The script takes some exciting, subversive turns that shift one’s understanding of what this film is from time to time, but it’s really the craft of Windfall that stands out the most. The striking production design by Andrew Clark, combined with meticulous blocking, framing, and lighting by cinematographer Isiah Donté Lee gives the film a distinctive visual panache. That holds true as well for the springy score by Danny Bensi and Saunder Jurriaans, which leans heavily into that vintage caper aesthetic. There’s a lot that feels familiar about Windfall, particularly with its premise we’ve seen before—most notably in 1994’s The Ref, which pitched acerbic thief Denis Leary up against bickering yuppies Judy Davis and Kevin Spacey––but the design choices from top to bottom help establish a sense of originality.
Segel and McDowell have built up quite a collaborative relationship at this point, having worked together on several short films, an episode of Segel’s AMC series Dispatches from Elsewhere, and most notably 2017’s underrated existential afterlife drama The Discovery. Their partnership has been a great fit as Segel has forged new ground in his oeuvre over the past decade, branching into dramatic roles and fascinating projects.
The casting of all three leads is intriguing for different reasons, but it’s Segel who makes the most lasting impression, channeling the rage of his worn-out everyman trying to take something back.
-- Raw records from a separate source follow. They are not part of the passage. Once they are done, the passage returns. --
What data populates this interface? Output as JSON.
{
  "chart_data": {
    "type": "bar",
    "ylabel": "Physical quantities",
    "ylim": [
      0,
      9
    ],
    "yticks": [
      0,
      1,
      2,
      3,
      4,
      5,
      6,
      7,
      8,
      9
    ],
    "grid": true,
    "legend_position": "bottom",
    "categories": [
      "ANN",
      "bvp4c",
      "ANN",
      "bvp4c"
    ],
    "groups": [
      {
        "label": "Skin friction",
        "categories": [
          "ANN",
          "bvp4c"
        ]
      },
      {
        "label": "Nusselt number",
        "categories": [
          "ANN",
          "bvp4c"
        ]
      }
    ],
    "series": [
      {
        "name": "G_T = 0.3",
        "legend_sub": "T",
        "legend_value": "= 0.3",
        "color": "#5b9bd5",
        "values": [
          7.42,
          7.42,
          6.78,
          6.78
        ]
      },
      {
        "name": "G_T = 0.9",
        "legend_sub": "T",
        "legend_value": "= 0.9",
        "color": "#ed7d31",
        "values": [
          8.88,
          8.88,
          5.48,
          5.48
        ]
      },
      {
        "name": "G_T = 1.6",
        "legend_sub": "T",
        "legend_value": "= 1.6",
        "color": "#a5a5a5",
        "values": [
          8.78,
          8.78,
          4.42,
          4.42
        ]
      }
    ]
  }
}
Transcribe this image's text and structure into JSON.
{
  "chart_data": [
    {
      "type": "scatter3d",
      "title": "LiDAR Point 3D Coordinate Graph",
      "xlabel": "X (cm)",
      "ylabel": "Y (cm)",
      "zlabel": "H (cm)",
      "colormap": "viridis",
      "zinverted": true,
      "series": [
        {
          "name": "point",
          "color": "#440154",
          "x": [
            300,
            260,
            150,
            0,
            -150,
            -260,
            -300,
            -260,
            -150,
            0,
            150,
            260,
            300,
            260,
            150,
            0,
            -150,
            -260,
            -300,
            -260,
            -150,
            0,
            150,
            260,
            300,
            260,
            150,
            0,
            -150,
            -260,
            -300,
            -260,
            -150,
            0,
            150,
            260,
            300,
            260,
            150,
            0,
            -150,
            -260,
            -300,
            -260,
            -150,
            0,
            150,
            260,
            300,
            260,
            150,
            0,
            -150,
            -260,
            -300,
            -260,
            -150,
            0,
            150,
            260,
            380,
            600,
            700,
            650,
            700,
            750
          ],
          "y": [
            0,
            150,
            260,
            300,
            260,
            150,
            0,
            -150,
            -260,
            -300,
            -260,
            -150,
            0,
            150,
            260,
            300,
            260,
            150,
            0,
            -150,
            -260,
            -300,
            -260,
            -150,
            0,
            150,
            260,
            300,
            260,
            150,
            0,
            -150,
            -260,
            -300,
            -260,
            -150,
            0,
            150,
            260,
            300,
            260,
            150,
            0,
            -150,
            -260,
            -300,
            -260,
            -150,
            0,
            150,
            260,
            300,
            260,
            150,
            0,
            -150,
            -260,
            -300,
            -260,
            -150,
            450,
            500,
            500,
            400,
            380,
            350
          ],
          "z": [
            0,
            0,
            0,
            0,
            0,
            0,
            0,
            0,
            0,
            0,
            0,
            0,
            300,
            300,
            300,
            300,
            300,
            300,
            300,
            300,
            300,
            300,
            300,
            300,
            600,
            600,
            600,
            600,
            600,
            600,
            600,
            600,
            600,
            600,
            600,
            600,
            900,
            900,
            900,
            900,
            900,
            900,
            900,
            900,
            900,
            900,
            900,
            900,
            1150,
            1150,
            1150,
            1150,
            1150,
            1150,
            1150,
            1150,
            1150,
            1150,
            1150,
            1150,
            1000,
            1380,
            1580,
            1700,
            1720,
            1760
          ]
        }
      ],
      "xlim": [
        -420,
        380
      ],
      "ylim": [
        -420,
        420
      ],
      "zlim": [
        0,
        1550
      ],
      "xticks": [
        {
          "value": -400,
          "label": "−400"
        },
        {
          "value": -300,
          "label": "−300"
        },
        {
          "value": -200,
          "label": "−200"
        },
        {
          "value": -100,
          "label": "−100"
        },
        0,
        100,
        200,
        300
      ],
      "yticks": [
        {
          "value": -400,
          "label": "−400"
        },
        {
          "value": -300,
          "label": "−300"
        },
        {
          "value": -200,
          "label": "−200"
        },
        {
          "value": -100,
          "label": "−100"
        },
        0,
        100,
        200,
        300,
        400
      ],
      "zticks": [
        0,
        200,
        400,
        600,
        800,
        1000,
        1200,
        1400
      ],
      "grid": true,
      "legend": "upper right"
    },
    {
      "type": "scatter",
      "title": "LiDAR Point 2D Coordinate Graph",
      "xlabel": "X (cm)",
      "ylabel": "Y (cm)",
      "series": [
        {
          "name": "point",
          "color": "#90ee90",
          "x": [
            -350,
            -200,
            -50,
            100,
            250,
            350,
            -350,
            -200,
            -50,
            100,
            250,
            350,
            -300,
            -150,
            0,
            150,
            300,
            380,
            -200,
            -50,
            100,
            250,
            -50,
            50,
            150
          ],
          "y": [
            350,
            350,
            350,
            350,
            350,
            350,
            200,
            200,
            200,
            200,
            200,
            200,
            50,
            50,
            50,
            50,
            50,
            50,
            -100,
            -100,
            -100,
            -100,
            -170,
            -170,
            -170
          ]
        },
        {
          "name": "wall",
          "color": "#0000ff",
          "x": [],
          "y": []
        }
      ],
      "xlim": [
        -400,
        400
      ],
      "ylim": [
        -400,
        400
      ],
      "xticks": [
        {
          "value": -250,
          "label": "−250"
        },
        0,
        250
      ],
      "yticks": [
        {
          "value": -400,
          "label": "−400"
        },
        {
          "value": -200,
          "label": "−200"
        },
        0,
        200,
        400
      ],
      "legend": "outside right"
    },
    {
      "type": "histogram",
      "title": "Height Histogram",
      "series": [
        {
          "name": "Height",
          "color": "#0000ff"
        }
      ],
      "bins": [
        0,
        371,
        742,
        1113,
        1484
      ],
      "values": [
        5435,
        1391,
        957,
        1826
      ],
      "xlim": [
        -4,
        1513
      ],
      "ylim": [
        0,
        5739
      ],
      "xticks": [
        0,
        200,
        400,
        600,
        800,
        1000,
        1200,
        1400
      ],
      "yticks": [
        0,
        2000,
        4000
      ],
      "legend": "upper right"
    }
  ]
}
There’s a sadness to him, and a shift that occurs the moment Plemons and Collins arrive where you can tell in his eyes and the way he holds his body that he knows this isn’t going to end well for him. From the second they saw him, he was screwed, and now he’s just staving off the inevitable. Yet perhaps he always was. Maybe that’s why he was there to begin with. The script leaves his backstory rather ambiguous, a welcome choice that suits the character’s wisely guarded nature and lack of desire to reveal details about himself to his captives.
Plemons positively eats up this performance, taking on a boisterous, detestable tech CEO whose egotism runs so rampant that he can’t help but get further under Segel’s skin even as the man has a gun to his head. One of our best working actors, it’s a treat to see the newly-anointed Oscar nominee let loose without ever stepping over the line past believability. This is, sadly, a man we all know in a way, whose whining about how we’re living in “a world of lazy loafers and free-loaders” who “spend all their time bitching and moaning” leads directly into his treatise on the plight of the rich white guy in today’s society. It’s not a particularly layered role, but he makes it come alive. As his wife, Collins is given the far more complex turn, a woman who clearly hates her husband and has a lot of regret about the life she’s chosen to lead. Unfortunately, the script lets her down by not engaging enough with this aspect of the character, and Collins’ performance falls a bit flat as a result.
Windfall uses the dynamic between the three leads to probe into themes of class hierarchy and gender roles, but something about those explorations feels undercooked. There’s a sense of this being more of a first draft of a stronger picture, one that could have built out those concepts into something more substantive, as opposed to merely scratching the surface.
Nevertheless, it’s an entertaining watch, with plenty of peculiar touches, such as very early on when Segel demands $150,000 in order for him to leave and Plemons and Collins end up talking him up into demanding more, because surely he needs $500,000 instead to realistically start a new life. It’s moments like these, with this strange cordiality between the characters, that makes Windfall a bit more of a distinctive time than you might expect, but its svelte 90 minutes feel too low-stakes to land much resonance once it’s over––especially after a final act that takes a few unconvincing narrative directions.
Windfall is streaming on Netflix now.